Low Power Consumption & High Efficiency
ARM processors deliver high performance while significantly reducing energy consumption, making them ideal for 24/7 industrial operations. This minimizes cooling requirements and energy costs.
Compact & Rugged Design
Fanless and compact form factors adapt to space-constrained workshop environments, with wide-temperature operation (-40°C to 85°C), suitable for harsh conditions.
Rich Interface Support
Industrial interfaces such as RS-485/232, CAN bus, Gigabit Ethernet, and GPIO, compatible with protocols like Modbus, MQTT, enable direct connections to PLCs, sensors, and IoT devices.
Edge Computing Capabilities
Models with integrated AI accelerators (e.g., NPUs) can perform localized tasks like machine vision and anomaly detection, reducing cloud dependency and improving response times.
Cross-Platform Compatibility
HTML5-based architecture supports seamless operation on ARM/Linux or Windows systems, providing a unified web-based interface accessible via mobile devices.
Dynamic Data Visualization
Drag-and-drop editors enable rapid creation of 3D factory models, integrating real-time data streams (e.g., temperature curves, OEE dashboards) with multilingual support and alarm management.
Direct Industrial Protocol Integration
Native support for OPC UA, MQTT, and S7 communication allows direct interaction with Siemens, ABB, and other PLCs without middleware.
Cloud Collaboration
Built-in connectors for AWS IoT/Azure IoT Hub enable device-to-cloud data transfer, facilitating big data analysis and predictive maintenance modeling with time-series databases.
ARMxy SBC collect real-time motion control data via EtherCAT. ATVISE generates a digital twin of the production line, dynamically displaying cycle times, yield rates, and equipment status, triggering ANDON alerts during anomalies.
Example: In automotive assembly lines, vibration sensor data predicts robotic arm bearing lifespan, triggering maintenance orders two weeks in advance.
ATVISE consolidates energy meter data into dashboards. ARM edge nodes run algorithms to identify peak usage patterns for high-energy devices (e.g., compressors), automatically adjusting operations to reduce energy consumption by 15%.

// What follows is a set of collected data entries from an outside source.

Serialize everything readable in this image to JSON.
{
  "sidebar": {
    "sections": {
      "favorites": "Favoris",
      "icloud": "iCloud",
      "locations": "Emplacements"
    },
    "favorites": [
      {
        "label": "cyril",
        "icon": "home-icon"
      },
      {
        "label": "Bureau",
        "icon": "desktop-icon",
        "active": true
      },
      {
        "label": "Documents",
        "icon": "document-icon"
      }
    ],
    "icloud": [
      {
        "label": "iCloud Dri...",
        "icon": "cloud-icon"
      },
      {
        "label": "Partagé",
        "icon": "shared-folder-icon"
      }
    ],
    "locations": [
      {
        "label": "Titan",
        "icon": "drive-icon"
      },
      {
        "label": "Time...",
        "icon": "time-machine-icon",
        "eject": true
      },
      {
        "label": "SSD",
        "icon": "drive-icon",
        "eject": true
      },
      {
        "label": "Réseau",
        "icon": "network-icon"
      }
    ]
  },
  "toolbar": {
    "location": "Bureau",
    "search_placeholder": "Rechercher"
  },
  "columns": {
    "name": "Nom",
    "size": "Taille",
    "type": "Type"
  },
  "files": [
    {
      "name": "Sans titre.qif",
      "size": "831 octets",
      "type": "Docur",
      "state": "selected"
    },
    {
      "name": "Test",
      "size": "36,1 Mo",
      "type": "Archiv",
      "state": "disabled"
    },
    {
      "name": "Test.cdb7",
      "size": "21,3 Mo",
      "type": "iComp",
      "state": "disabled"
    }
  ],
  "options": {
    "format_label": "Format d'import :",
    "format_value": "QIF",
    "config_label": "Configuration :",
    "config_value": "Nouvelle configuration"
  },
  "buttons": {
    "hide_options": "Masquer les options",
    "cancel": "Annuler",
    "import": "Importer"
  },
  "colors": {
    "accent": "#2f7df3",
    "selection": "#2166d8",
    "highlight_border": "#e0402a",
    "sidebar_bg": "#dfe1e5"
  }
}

Technical Detail: ARM GPIO controls smart relays to implement time-based power strategies.
ARM devices run TensorFlow Lite models to analyze motor current harmonics. ATVISE visualizes equipment health indices, triggering work orders when anomalies (e.g., insulation degradation) are detected.
Data Flow: Vibration sensors → ARM edge FFT analysis → feature extraction → ATVISE visualization → threshold-based alerts.
ATVISE synchronizes ERP order data, while ARM controllers dynamically adjust AGV routes and machining center parameters for small-batch, multi-variant production, reducing changeover time by 70%.
Protocol Integration: OPC UA Pub/Sub enables real-time communication between MES and equipment layers.
Lower Operational Costs: ARM reduces energy costs by 30%; remote diagnostics minimize on-site inspections.
Improved Productivity: Real-time anomaly response boosts overall equipment effectiveness (OEE) by 12%.
Scalability: Modular design supports future integration with 5G private networks or digital twin platforms.
This hardware-software integration is particularly suited for industries requiring high real-time performance and compact solutions, such as food packaging and semiconductor manufacturing, enabling low-TCO digital transformation of production lines.